I was recently going through the concepts required to remove batch effects from gene expression data. In particular, I was going through this tutorial by Jeff Leek and trying out the codes mentioned there. From what I have understood from the analysis, SVA is similar to PCA and tries to find two components that try to explain any unknown variations in the data (or batch effects) in an unsupervised fashion. However, I wanted to clarify one plot from the tutorial. First, they derive the sva components using the following code.

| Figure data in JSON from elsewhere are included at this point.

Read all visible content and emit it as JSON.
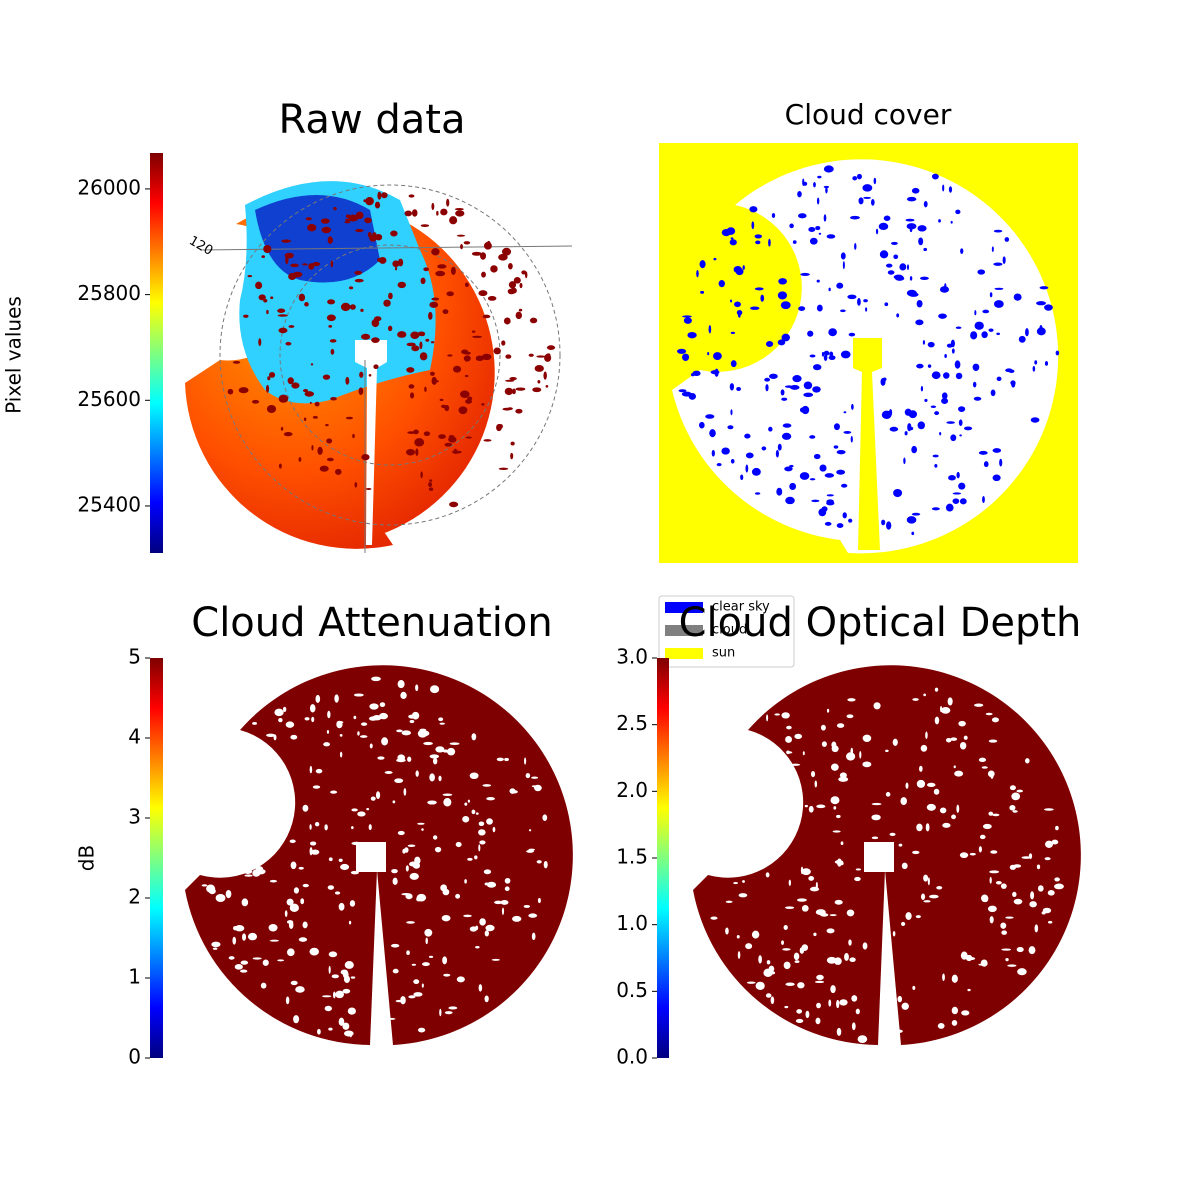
{
  "chart_data": [
    {
      "type": "image",
      "title": "Raw data",
      "colormap": "jet",
      "ylabel": "Pixel values",
      "ylim": [
        25311,
        26068
      ],
      "yticks": [
        25400,
        25600,
        25800,
        26000
      ],
      "annotations": [
        "120"
      ]
    },
    {
      "type": "image",
      "title": "Cloud cover",
      "series": [
        {
          "name": "clear sky",
          "color": "#0000ff"
        },
        {
          "name": "cloud",
          "color": "#808080"
        },
        {
          "name": "sun",
          "color": "#ffff00"
        }
      ]
    },
    {
      "type": "image",
      "title": "Cloud Attenuation",
      "colormap": "jet",
      "ylabel": "dB",
      "ylim": [
        0,
        5
      ],
      "yticks": [
        0,
        1,
        2,
        3,
        4,
        5
      ]
    },
    {
      "type": "image",
      "title": "Cloud Optical Depth",
      "colormap": "jet",
      "ylim": [
        0,
        3
      ],
      "yticks": [
        {
          "value": 0,
          "label": "0.0"
        },
        {
          "value": 0.5,
          "label": "0.5"
        },
        {
          "value": 1,
          "label": "1.0"
        },
        {
          "value": 1.5,
          "label": "1.5"
        },
        {
          "value": 2,
          "label": "2.0"
        },
        {
          "value": 2.5,
          "label": "2.5"
        },
        {
          "value": 3,
          "label": "3.0"
        }
      ]
    }
  ]
}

mod = model.matrix(~cancer,data=pheno)
mod0 = model.matrix(~1, data=pheno)
sva1 = sva(edata,mod,mod0,n.sv=2)
Then they see whether any of the sva components correlate with the batch effects
summary(lm(sva1$sv ~ pheno$batch))
They get the following results
## Response Y1 :
##
## Call:
## lm(formula = Y1 ~ pheno$batch)
##
## Residuals:
## Min 1Q Median 3Q Max
## -0.26953 -0.11076 0.00787 0.10399 0.19069
##
## Coefficients:
## Estimate Std. Error t value Pr(>|t|)
## (Intercept) -0.018470 0.038694 -0.477 0.635
## pheno$batch 0.006051 0.011253 0.538 0.593
##
## Residual standard error: 0.1345 on 55 degrees of freedom
## Multiple R-squared: 0.00523, Adjusted R-squared: -0.01286
## F-statistic: 0.2891 on 1 and 55 DF, p-value: 0.5929
##
##
## Response Y2 :
##
## Call:
## lm(formula = Y2 ~ pheno$batch)
##
## Residuals:
## Min 1Q Median 3Q Max
## -0.23973 -0.07467 -0.02157 0.08116 0.25629
##
## Coefficients:
## Estimate Std. Error t value Pr(>|t|)
## (Intercept) 0.121112 0.034157 3.546 0.000808 ***
## pheno$batch -0.039675 0.009933 -3.994 0.000194 ***
## ---
## Signif. codes: 0 '***' 0.001 '**' 0.01 '*' 0.05 '.' 0.1 ' ' 1
##
## Residual standard error: 0.1187 on 55 degrees of freedom
## Multiple R-squared: 0.2248, Adjusted R-squared: 0.2107
## F-statistic: 15.95 on 1 and 55 DF, p-value: 0.0001945
It is quite clear that the second component is interesting because of the fit having a significant p value. Now they draw a boxplot with the second component as the y axis and the batch effects as the x axis.
boxplot(sva1$sv[,2] ~ pheno$batch)
This is where I am stuck. I am unable to interpret this plot.